I'm waiting on the computer baseball simulations of the 2006 season. Tom Tippett's DIAMOND MIND BASEBALL has outperformed most over the years. Here's his post-season analysis of the AL East from last year.
Our forecast for the AL East was similar that of most people. Everyone thought it would be New York first and Boston second, or vice versa. Generally speaking, the analytically oriented folks, such as Diamond Mind and Baseball Prospectus, had a more optimistic view of the Red Sox chances than did the sportswriter community. We projected 97 wins for New York and 96 for Boston, and they wound up tied with 95 despite myriad pitching problems on both teams.
Most forecasters pegged the Orioles for third place, with a handful putting Toronto in that spot. But many were fooled by the Devil Rays, who finished 4th in 2004 but didn't really have the statistical underpinning to support the idea that they had passed the Blue Jays. Our simulations put Baltimore at 80 wins, Toronto at 73, and Tampa Bay at 66.
In fact, it was Toronto that hovered around .500 and Baltimore that was several games below, largely because we didn't anticipate that Baltimore would be a little worse on both sides of the ball.

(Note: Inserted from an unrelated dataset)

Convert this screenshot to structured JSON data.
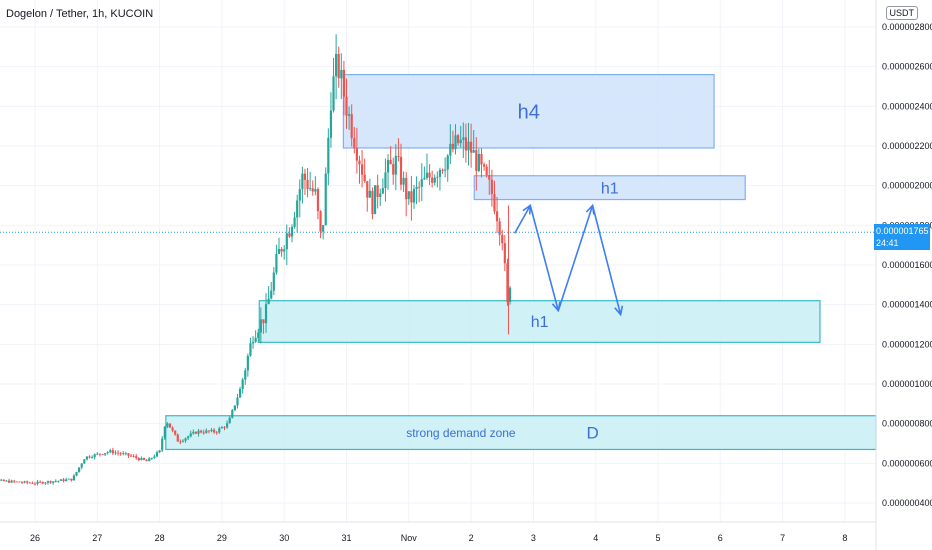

For the decline in offense, you can point the finger at Sammy Sosa, and Sidney Ponson and Jorge Julio deserve most of the blame for the extra runs they allowed.
Finally, if the Sox have the expectation of a reasonably potent lineup, with more production from Nixon in right and the potential for more from center (really!) and first base, then why do they need to mess with Juan Gone. Supposedly, the slugger of yore has signed a minor league contract, and hasn't done much (if you don't count disabled list time) in the past four years. His trends (OPS) haven't been great, and the most memorable Gonzalez moment in the past few years (if I'm right) was his playing Pokey Reese's Pesky Pole hit into an inside-the-park homer. I guess that the price is right, even if Gonzalez isn't likely to be.
Bottom line. I'll guess that the Sox get it straightened out, and with A.J. Burnett coming up with a sore arm, the Blue Jays chances have faded considerably. Let's dial in the Sox for 96 wins and a wild card spot.